Despite this proven efficacy, Dr. Marc Lippman, MD, notes that aromatase inhibitors are not widely used for breast cancer prevention. He considers this particularly unfortunate given that breast cancer remains the most common malignancy in women. Even non-invasive breast cancer carries substantial morbidity, making effective prevention strategies critically important.

Full Transcript

Dr. Anton Titov, MD: Tamoxifen is more widely known than the aromatase inhibitors such as anastrozole. Is anastrozole a more modern medication for chemoprevention of breast cancer? How should the consideration be given?

Dr. Marc Lippman, MD: First of all, aromatase inhibitors really can't be used in premenopausal women. But the overwhelming majority of breast cancers are in postmenopausal women, so that's not a huge problem.

You can't use aromatase inhibitors in premenopausal women because you have functioning ovaries. If you reduce estrogen concentrations with an aromatase inhibitor, gonadotrophins go up. Then you stimulate a functional ovary, and you make more estrogen, so you overcome the block.

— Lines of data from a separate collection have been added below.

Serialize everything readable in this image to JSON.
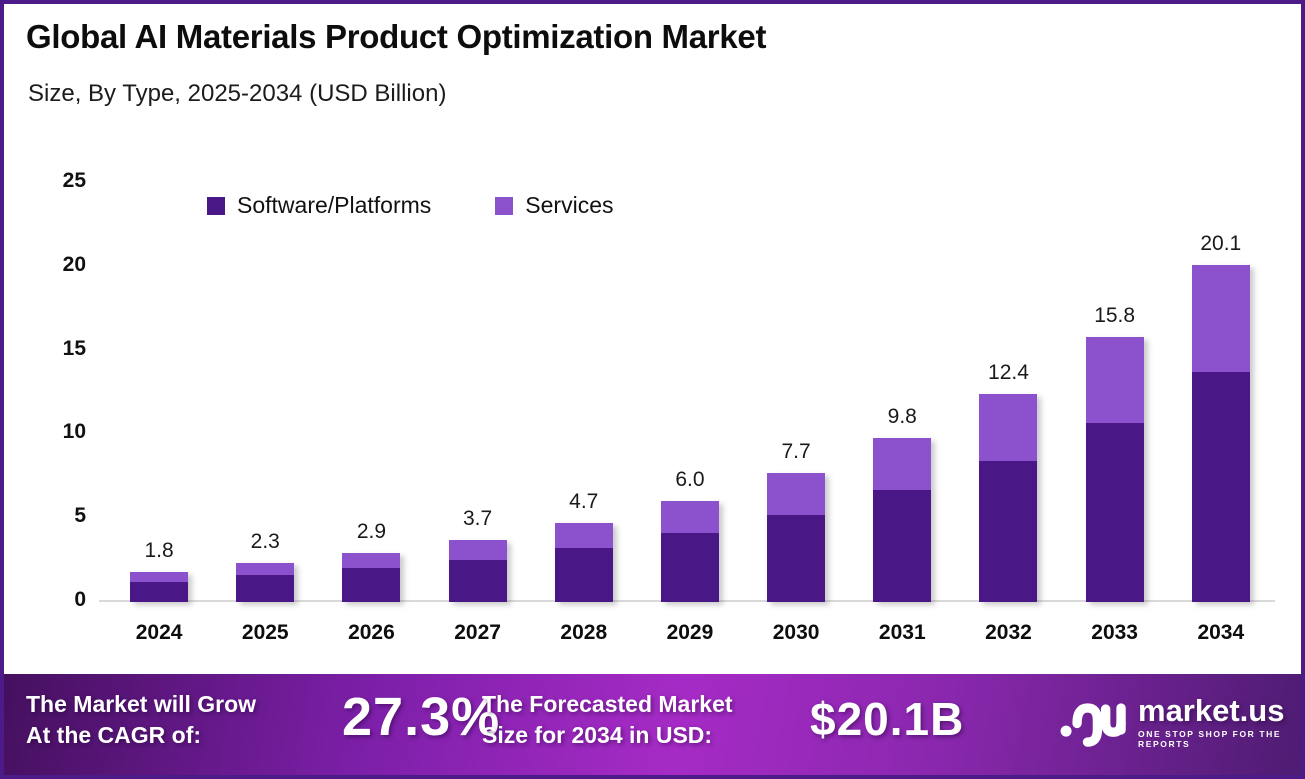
{
  "header": {
    "title": "Global AI Materials Product Optimization Market",
    "subtitle": "Size, By Type, 2025-2034 (USD Billion)"
  },
  "chart_data": {
    "type": "bar",
    "stacked": true,
    "title": "Global AI Materials Product Optimization Market Size, By Type, 2025-2034 (USD Billion)",
    "xlabel": "",
    "ylabel": "",
    "ylim": [
      0,
      25
    ],
    "yticks": [
      0,
      5,
      10,
      15,
      20,
      25
    ],
    "grid": false,
    "legend_position": "top-left",
    "categories": [
      "2024",
      "2025",
      "2026",
      "2027",
      "2028",
      "2029",
      "2030",
      "2031",
      "2032",
      "2033",
      "2034"
    ],
    "series": [
      {
        "name": "Software/Platforms",
        "color": "#4A1787",
        "values": [
          1.2,
          1.6,
          2.0,
          2.5,
          3.2,
          4.1,
          5.2,
          6.7,
          8.4,
          10.7,
          13.7
        ]
      },
      {
        "name": "Services",
        "color": "#8C52CE",
        "values": [
          0.6,
          0.7,
          0.9,
          1.2,
          1.5,
          1.9,
          2.5,
          3.1,
          4.0,
          5.1,
          6.4
        ]
      }
    ],
    "total_labels": [
      "1.8",
      "2.3",
      "2.9",
      "3.7",
      "4.7",
      "6.0",
      "7.7",
      "9.8",
      "12.4",
      "15.8",
      "20.1"
    ]
  },
  "banner": {
    "cagr_line1": "The Market will Grow",
    "cagr_line2": "At the CAGR of:",
    "cagr_value": "27.3%",
    "forecast_line1": "The Forecasted Market",
    "forecast_line2": "Size for 2034 in USD:",
    "forecast_value": "$20.1B",
    "logo_text": "market.us",
    "logo_tagline": "ONE STOP SHOP FOR THE REPORTS"
  },
  "colors": {
    "frame_border": "#4D1B87",
    "axis_line": "#D9D9D9",
    "software_bar": "#4A1787",
    "services_bar": "#8C52CE"
  }
}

You can't do that in a postmenopausal woman because her ovaries don't work anymore. So her rising gonadotropins don't increase your estrogen concentrations. Aromatase inhibitors are primarily used in postmenopausal women.

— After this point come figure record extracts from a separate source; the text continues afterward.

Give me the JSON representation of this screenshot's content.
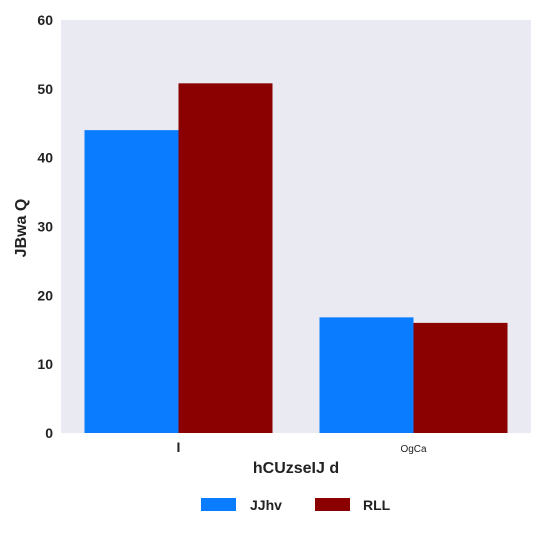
{
  "chart_data": {
    "type": "bar",
    "title": "",
    "xlabel": "hCUzseIJ d",
    "ylabel": "JBwa Q",
    "categories": [
      "I",
      "OgCa"
    ],
    "series": [
      {
        "name": "JJhv",
        "color": "#0a7cff",
        "values": [
          44,
          16.8
        ]
      },
      {
        "name": "RLL",
        "color": "#8b0000",
        "values": [
          50.8,
          16
        ]
      }
    ],
    "ylim": [
      0,
      60
    ],
    "yticks": [
      "0",
      "10",
      "20",
      "30",
      "40",
      "50",
      "60"
    ],
    "grid": false,
    "plot_background": "#eaeaf2",
    "legend_position": "bottom-center"
  }
}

Now, Tamoxifen does rarely have some toxicities that are worrisome—thrombosis and occasionally pulmonary embolus. That's a serious side effect; no question about it.

But if you screen patients to find those who have had previous histories of thrombi, who are inactive, who have obesity, you can use Tamoxifen reasonably safely.

One woman in 150 who takes Tamoxifen for five years will develop low-grade endometrial cancer, readily treated by hysterectomy. If you're a normal person and you don't have any risks at all, and someone tells you a drug might cause endometrial cancer, you might say you'll have nothing to do with it.

But of course, that has a risk-benefit ratio. If you can reduce your risk of a lethal disease—breast cancer—by 50%, you run half of the endometrial cancer. Obviously, if you're playing the odds, it's what you would do here.

But most people don't play odds like that correctly. They just get afraid and don't do things.

So for postmenopausal women, it's Tamoxifen versus anastrozole at this point. For premenopausal women, Tamoxifen does work as a chemoprevention agent that was proven in two huge studies involving, as I said, north of 10,000 patients.

The risk of breast cancer is much lower in women under the age of 50 than we think. Tragically, it's a premenopausal breast cancer. The median age of breast cancer is 56 years of age; most patients are postmenopausal.

But there are remarkable benefits in these prevention clinical trials, which had been followed up for many years. Five years taking Tamoxifen, the protection persists for so in many cases, you might say this.

Why don't we wait till women are postmenopausal and then give them an aromatase inhibitor, which is more effective? You are going to be preventing most breast cancer. And that makes sense to me too; I would take half a loaf here.

These aromatase inhibitors just aren't widely used to prevent breast cancer. And it's very unfortunate because breast cancer is still the most common malignancy of women overwhelmingly, and then the morbidities associated even with non-invasive breast cancer are substantial.